こころの中がどうなっているのか若い人には特にわからないかもしれません。
でも、同じ人間として優しく接してあげることが必要だと思います。
母「あなたはいつも私のことを叱るけど、どうして叱られるのかわからない。」
娘「お母さんはどうしてこんなにおかしくなったの。以前のようにしっかりして
ほしいのです。何とか元のお母さんに戻ってほしいからよ。」
母「私は何も変わっていない、変わったのはあなたのほうです。」
母「私は人格を否定されたようでこころが傷つく。
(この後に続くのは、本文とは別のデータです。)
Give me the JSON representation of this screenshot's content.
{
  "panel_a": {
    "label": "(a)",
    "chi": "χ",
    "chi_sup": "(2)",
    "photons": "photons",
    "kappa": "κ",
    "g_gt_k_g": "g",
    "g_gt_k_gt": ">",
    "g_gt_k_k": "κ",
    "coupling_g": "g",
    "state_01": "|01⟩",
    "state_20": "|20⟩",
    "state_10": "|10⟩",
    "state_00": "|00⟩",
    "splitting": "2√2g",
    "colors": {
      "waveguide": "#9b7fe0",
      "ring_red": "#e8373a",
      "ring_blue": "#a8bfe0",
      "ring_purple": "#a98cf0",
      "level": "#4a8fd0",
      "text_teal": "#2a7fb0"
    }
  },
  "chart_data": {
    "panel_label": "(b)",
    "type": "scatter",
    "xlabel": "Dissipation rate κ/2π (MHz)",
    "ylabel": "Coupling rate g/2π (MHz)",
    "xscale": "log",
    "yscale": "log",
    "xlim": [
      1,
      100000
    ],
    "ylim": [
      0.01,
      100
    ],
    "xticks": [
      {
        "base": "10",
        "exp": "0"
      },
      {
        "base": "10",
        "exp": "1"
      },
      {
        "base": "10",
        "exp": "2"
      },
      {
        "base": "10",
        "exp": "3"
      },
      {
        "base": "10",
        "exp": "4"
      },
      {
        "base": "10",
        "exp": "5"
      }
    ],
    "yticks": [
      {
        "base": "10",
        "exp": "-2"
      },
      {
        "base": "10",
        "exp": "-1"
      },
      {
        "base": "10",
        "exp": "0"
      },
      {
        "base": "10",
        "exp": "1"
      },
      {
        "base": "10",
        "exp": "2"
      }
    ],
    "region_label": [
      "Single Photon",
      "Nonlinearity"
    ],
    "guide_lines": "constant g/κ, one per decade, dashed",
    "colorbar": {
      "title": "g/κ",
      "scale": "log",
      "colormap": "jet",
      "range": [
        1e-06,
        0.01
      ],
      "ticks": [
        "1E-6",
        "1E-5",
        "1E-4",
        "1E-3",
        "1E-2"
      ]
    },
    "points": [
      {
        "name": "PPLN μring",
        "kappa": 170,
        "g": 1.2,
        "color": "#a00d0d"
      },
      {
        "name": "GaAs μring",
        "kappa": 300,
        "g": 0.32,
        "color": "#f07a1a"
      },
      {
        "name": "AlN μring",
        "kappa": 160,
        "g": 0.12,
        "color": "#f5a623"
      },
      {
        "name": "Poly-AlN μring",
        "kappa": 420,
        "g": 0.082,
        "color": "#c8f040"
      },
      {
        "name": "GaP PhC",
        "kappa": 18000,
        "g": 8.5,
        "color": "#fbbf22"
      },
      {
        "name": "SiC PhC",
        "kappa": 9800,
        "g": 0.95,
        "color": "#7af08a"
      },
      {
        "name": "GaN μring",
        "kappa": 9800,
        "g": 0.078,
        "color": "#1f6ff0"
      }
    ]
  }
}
なんで私をいじめるの。
どうして今までどおり優しくしてくれないの。」
娘「もうあなたのこころは別人です、何もかも変わってしまいました。
とても昔のやさしくて聡明だったお母さんとは思えません。」
母「何を言っているの、私はあなたが生まれたころ、おむつを替えたことは
よく覚えているし、桜の咲く時期、一緒に小学校の入学式に行ったのも
よく覚えている。ただ、最近、脳の回路がうまく繋がらないときもあるけど
むかしの思い出はしっかり覚えています。こころは変わっていません。」
母「人のこころを理解するのはとても難しいこと。なって見なければわかりません。」
娘「私はお母さんの最近の異常な言動に驚きを隠せません。」
母「あなたにきつく叱られることで私のこころは悲鳴を上げています。」
母「あなたに私の気持ちはわからないでしょう。だんだん頭が混乱して
記憶がなくなっていく恐怖の心境を。とても悲しく辛い毎日。」
娘「お母さん、私は理解不足でした、あなたがそんなに苦しんでいることを。」
母「さすが血のつながった我が娘、こころが繋がってほっとしました。」
母「私の頭が混乱して何を言っているのかわからないときは、話を合わせてくれる
だけでいいの、それでこころが落ち着くから。」
娘「お母さん、あなたのこころは今でも生きているんですね、本当にごめんなさい。」
母「私も人間、頭はボケても、きつい言葉にはとてもとても傷つくのよ、そんな
気持ちをわかってくれてありがとう。」